Confrontation

I oftentimes think about how past versions of me wouldn’t even recognize me now.

I spent years of my life as someone who hated change and hated confrontation. It hasn’t been until around the start of this blog that I began to learn to accept change.

I don’t crave change from a dissatisfied point of view, I savor and love the life I have because I know it is temporary, but I now see the beauty and good that change brings as well. I think it is healthy to feel the bittersweet emotions that come with change - it is good to allow the grief that comes with saying goodby to the past - but I find excitement in the anticipation of what good God will bring next.

This comfort I have developed with change brings a new willingness for confrontation. I no longer cling to a fear of things changing. That loss of power takes away the fear of speaking up.

The bravest thing you can do is speak the truth.

People will not always respond well to truth - especially when truth threatens the version of reality that they have created for themselves. Our society has tried desperately to eradicate truth in many ways. From corruption to filters, we live in a very distorted world.

You can try all you want, but you cannot take away the power that truth holds.

Confrontation does not mean obliterating others with your righteousness. You do not need to force truth down someone’s throat. Truth does not need to be loud to stand firm. Truth doesn’t require your protection to survive.

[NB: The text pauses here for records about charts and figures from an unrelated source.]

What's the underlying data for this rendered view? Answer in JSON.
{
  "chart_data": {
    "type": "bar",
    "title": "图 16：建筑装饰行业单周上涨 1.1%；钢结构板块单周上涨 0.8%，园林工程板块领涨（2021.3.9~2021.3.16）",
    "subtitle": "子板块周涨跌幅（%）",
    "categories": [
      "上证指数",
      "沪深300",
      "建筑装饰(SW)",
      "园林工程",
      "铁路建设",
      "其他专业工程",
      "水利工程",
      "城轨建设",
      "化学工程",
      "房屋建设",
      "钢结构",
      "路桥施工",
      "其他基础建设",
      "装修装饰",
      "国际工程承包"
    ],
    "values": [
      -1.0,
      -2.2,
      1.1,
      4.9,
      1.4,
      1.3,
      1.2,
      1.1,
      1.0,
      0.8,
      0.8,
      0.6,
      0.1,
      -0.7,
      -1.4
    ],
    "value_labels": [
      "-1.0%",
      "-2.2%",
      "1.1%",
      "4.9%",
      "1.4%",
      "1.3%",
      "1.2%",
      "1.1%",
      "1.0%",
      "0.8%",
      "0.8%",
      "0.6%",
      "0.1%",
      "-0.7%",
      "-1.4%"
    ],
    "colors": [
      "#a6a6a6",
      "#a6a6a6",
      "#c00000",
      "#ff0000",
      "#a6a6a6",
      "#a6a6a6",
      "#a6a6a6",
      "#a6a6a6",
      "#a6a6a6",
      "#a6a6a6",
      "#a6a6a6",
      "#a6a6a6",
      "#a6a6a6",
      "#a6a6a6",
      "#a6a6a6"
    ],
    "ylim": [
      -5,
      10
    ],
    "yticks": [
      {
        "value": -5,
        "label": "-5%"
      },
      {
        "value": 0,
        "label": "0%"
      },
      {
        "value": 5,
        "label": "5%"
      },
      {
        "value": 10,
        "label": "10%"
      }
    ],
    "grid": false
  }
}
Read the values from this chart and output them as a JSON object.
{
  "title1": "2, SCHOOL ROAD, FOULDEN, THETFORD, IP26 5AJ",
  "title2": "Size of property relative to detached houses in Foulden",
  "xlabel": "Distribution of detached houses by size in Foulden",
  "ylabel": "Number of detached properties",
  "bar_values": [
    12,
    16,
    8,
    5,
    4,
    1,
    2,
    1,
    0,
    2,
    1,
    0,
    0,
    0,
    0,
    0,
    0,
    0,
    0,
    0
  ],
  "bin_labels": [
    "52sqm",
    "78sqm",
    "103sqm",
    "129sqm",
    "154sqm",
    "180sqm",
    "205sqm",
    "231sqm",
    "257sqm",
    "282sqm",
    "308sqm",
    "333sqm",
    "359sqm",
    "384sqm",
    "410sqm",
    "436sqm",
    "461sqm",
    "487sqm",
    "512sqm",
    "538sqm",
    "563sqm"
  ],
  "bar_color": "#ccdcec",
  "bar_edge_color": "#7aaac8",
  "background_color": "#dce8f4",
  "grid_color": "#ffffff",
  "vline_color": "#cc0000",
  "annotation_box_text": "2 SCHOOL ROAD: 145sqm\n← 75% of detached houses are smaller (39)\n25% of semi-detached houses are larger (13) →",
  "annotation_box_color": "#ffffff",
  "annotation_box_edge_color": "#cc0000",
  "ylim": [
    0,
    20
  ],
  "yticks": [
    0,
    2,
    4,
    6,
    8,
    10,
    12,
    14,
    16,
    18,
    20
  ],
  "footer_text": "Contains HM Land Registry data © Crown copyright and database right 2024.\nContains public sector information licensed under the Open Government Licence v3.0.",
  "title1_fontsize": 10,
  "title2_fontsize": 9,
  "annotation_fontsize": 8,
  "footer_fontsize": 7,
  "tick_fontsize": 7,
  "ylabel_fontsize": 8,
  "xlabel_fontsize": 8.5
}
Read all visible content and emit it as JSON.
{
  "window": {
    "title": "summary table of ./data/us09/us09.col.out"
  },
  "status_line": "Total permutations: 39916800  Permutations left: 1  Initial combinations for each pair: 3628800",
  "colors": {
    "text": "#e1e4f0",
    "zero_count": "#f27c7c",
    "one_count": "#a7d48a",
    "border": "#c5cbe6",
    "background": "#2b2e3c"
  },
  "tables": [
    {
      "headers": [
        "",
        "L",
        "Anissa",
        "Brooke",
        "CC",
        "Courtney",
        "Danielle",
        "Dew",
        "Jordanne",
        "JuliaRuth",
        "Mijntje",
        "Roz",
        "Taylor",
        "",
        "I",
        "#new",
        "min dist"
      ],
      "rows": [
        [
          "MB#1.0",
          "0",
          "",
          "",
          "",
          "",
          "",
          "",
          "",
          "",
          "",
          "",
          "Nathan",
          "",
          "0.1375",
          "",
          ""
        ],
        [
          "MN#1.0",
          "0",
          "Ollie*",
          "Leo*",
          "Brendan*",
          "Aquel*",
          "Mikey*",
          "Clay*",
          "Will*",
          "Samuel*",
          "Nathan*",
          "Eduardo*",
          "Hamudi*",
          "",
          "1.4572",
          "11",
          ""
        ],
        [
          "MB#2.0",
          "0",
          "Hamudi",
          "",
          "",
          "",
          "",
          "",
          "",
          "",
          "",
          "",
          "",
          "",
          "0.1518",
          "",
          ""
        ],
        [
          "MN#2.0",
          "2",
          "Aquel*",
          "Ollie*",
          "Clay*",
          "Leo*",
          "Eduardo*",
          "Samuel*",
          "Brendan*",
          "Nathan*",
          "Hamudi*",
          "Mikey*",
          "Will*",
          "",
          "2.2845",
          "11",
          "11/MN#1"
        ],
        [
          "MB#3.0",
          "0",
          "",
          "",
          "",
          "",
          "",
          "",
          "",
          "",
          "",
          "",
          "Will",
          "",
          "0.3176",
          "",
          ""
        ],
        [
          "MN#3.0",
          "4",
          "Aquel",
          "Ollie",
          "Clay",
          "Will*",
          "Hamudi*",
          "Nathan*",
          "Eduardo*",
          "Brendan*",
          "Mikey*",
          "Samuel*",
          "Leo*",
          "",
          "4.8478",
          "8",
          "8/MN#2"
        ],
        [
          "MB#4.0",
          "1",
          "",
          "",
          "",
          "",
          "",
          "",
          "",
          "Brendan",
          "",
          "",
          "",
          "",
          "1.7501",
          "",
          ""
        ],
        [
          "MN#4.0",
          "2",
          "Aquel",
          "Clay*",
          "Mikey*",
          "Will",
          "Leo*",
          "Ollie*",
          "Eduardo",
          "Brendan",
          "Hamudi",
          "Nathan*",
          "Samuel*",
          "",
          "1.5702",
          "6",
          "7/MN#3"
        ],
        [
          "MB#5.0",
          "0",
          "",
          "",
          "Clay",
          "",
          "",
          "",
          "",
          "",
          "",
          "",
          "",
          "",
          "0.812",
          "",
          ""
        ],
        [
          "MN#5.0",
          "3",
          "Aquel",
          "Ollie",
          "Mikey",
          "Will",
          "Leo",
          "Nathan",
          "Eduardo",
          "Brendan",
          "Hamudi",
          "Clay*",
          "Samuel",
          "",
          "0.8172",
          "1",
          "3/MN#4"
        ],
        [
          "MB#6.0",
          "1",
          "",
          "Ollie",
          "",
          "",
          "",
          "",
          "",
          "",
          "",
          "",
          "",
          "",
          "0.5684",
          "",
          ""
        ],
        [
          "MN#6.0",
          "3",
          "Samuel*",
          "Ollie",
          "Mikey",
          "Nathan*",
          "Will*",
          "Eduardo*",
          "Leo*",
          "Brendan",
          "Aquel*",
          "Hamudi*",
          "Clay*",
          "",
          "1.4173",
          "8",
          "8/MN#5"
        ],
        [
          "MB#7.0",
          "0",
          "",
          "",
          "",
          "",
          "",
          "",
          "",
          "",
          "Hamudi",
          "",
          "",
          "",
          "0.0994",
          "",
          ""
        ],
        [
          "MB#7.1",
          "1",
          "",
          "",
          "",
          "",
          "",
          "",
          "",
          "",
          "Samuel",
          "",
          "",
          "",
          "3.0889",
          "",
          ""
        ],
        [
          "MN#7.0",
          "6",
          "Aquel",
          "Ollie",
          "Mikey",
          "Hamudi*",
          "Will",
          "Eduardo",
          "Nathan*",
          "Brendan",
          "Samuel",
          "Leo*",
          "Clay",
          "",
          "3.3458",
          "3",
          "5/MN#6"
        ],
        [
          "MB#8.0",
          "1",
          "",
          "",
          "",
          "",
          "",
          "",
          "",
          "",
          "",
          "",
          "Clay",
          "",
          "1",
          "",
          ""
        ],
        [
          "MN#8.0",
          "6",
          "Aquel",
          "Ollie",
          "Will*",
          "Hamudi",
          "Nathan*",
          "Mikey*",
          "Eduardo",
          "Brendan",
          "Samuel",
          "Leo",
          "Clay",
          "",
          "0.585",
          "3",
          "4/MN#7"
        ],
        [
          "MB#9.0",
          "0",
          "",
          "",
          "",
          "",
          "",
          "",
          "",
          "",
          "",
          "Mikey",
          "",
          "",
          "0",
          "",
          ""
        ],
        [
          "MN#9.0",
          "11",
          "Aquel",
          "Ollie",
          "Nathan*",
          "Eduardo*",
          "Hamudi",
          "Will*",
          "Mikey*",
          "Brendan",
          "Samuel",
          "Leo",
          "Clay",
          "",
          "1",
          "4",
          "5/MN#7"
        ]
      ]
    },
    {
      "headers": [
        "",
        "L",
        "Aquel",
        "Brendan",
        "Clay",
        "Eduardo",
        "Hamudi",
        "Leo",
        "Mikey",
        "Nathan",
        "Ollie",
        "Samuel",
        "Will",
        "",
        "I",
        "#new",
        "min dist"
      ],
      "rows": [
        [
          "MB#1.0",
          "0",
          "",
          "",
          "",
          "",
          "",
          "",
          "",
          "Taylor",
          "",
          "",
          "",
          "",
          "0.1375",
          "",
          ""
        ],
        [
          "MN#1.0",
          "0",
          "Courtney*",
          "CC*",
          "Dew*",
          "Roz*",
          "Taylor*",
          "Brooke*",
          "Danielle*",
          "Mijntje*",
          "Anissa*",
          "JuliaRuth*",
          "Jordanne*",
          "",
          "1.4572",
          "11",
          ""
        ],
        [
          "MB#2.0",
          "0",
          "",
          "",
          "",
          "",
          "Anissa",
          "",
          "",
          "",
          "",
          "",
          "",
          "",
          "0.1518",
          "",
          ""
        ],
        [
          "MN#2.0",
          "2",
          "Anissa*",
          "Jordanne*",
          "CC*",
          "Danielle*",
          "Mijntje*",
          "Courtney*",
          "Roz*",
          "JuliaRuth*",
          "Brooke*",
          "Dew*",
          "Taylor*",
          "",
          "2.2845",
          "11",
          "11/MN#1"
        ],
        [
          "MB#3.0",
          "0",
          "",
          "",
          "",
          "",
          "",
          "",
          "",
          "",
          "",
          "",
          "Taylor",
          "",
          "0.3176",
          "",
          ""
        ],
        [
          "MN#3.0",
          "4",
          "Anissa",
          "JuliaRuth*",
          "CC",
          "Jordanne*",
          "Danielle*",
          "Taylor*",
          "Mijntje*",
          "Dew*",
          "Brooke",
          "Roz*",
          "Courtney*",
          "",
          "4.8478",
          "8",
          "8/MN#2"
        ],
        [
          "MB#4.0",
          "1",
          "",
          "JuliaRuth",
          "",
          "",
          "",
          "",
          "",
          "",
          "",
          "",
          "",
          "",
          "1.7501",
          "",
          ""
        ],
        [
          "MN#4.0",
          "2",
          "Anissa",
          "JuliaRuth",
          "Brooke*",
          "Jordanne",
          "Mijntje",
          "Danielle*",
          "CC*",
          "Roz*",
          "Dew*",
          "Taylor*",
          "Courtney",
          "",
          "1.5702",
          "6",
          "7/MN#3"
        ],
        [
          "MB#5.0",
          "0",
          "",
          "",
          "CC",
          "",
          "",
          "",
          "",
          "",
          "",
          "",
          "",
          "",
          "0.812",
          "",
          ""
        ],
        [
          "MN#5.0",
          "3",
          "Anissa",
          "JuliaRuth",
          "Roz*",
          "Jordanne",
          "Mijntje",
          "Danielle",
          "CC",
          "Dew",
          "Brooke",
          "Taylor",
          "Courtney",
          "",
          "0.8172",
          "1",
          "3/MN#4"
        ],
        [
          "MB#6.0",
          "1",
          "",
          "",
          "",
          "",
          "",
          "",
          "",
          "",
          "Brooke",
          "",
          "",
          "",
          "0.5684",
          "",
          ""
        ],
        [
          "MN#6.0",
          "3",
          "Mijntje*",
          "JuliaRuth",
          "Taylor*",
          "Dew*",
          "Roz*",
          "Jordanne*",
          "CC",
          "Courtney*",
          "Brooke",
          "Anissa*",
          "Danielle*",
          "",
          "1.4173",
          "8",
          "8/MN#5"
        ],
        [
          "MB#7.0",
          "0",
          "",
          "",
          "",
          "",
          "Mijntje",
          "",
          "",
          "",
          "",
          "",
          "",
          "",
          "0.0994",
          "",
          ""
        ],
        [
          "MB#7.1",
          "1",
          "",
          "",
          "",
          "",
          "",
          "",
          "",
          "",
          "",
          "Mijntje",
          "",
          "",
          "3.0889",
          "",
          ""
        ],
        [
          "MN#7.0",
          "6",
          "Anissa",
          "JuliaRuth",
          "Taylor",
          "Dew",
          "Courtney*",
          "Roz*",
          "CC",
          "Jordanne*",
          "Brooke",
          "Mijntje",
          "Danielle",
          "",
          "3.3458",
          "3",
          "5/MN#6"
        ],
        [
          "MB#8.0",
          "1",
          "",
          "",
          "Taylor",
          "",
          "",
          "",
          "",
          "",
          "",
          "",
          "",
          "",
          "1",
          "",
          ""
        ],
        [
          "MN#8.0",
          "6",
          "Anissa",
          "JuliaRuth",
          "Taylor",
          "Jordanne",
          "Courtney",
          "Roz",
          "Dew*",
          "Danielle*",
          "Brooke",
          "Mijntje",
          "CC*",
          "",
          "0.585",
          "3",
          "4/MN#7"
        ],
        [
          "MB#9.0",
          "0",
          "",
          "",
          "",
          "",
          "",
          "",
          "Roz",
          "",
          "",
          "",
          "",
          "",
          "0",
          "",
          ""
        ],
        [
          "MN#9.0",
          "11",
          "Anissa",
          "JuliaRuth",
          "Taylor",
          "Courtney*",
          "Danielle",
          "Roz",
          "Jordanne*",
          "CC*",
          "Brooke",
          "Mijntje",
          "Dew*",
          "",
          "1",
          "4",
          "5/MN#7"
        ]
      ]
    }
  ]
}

When you learn to rest in truth, you no longer care about the lies of others.

If you feel the need to protect or prove what you are saying, maybe it isn’t as true as you feel it is.

When you are standing on truth, it stops mattering how someone else reacts to your choices. You don’t need their approval to be at peace. You can be content whatever their response is. Their rejection no longer becomes of you, or holds any real weight.

I am still growing in my own confrontational skills. There are plenty of times where I have to remind myself of the same truth that I write, but there is a tangible change in how I interact with conflict. I don’t run with the same fear that engaging will suddenly cost my own worth. I recognize that truth is more important than comfort, and I know the person I want to be is even more bold than I am.

The person I want to be is worth the discomfort it will take to become.